You have such an impressive background in mathematics and French literature, studying at the University of Sydney and Oxford University before beginning your McKenzie Fellowship at the University of Melbourne. What made you interested in writing a picture book?

I was very lucky to have grown up in a Gamilaraay family that kept many of our traditions – such as shadow avoidance as in Etta. This is despite the best efforts of the missionaries and government policy prohibiting the practice of culture. The writing of this picture book, and other projects in the works, come less from an interest and more from a need or a compulsion to share.

How did you and illustrator Jeremy Worrall collaborate on Etta and the Shadow Taboo? Was there a lot of back-and-forth?

Oh my lord, so much back-and-forth. I honestly don’t know how Jeremy and I are still friends – every couple of weeks he’d send an absolutely beautiful work-in-progress and I’d say: I love it but not for Etta. The vision I had was very clear: a stripped back palette, colours reminiscent of Country, and a style that gave a nod to our traditional carving.

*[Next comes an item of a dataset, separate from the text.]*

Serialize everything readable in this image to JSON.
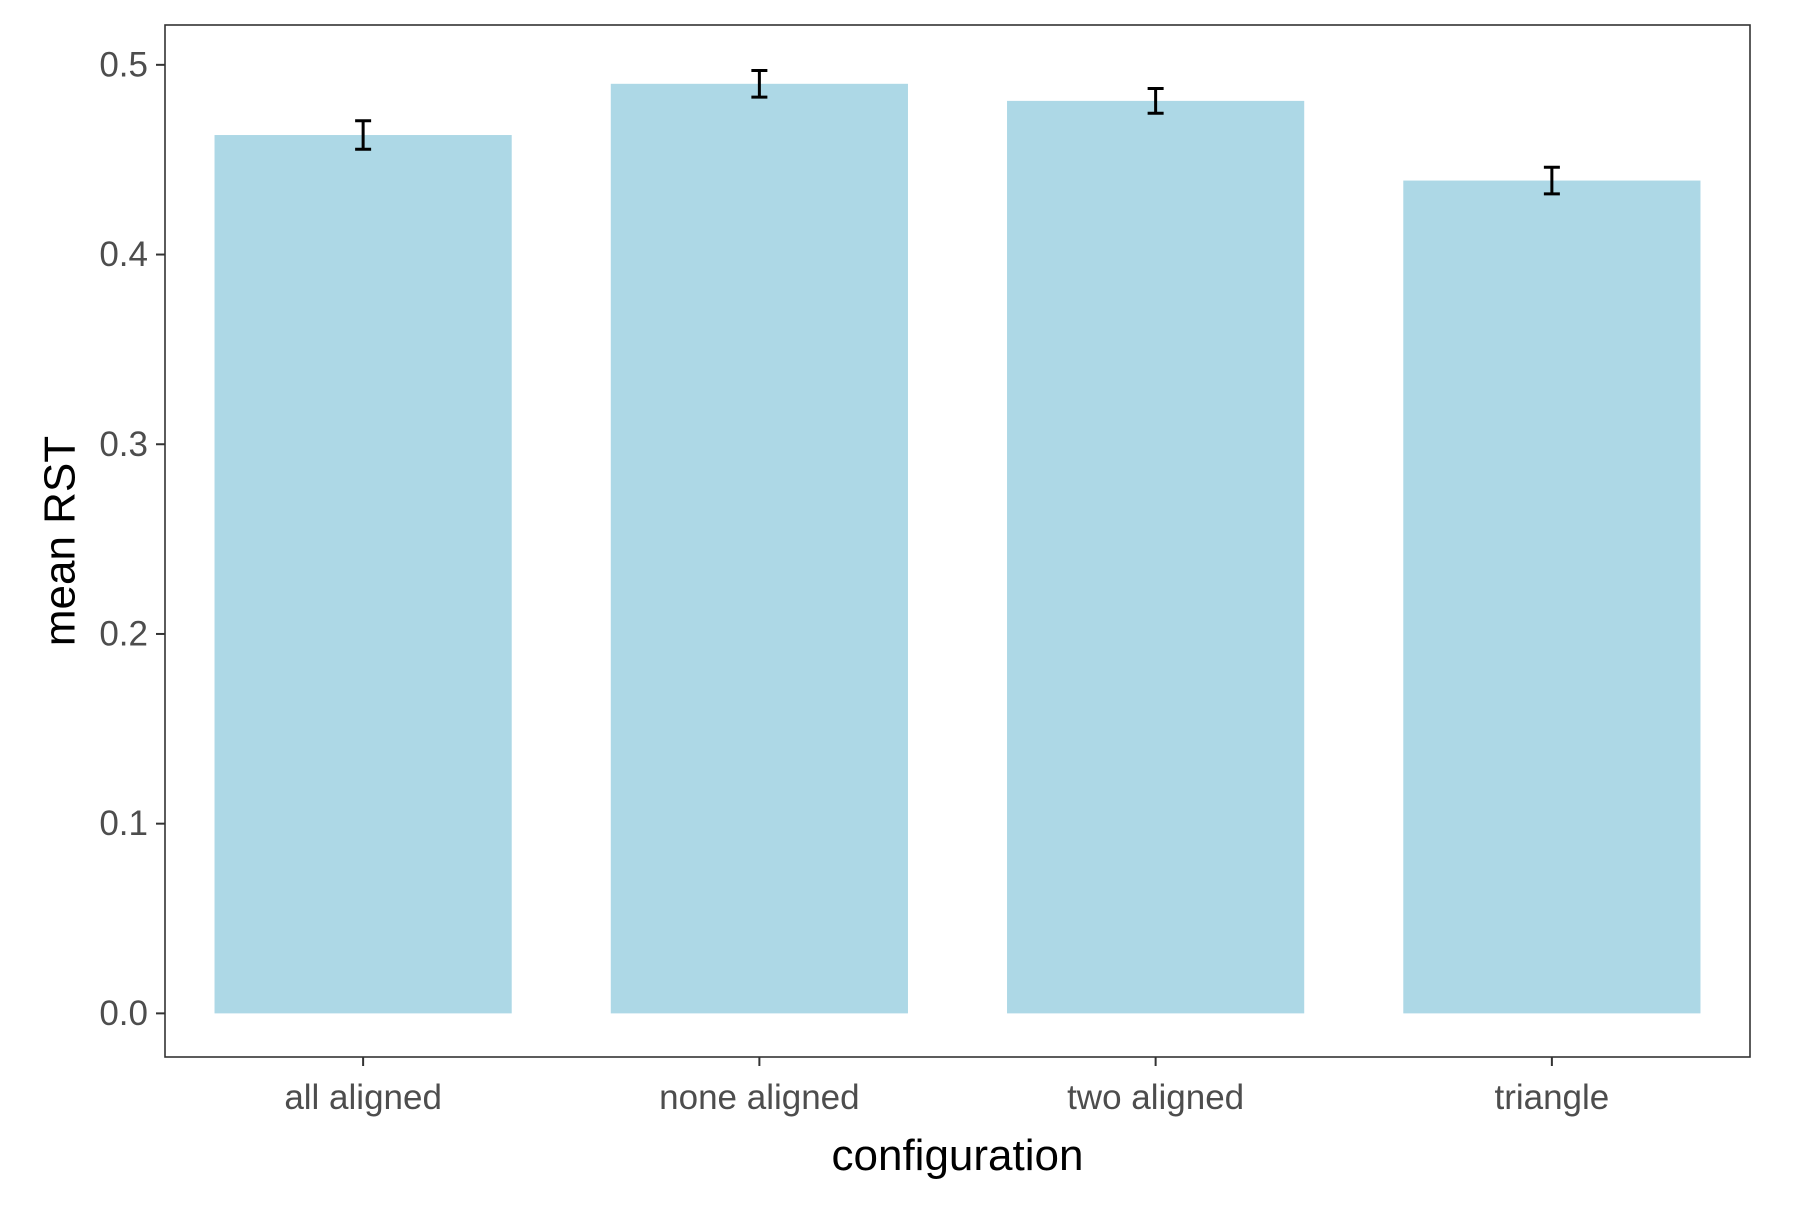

Between this and being culturally sensitive (sharing the right amount), the back-and-forth between us took 2-3 years.

What events are looking forward to attending at the Festival?

Firetalk and Trailblazing Women. The first because, like all Murris, I’m a sucker for freaky yarns and ghost stories. The second because Sara M Saleh is speaking – I attended her Sydney launch of The Flirtation of Girls and loved hearing her readings.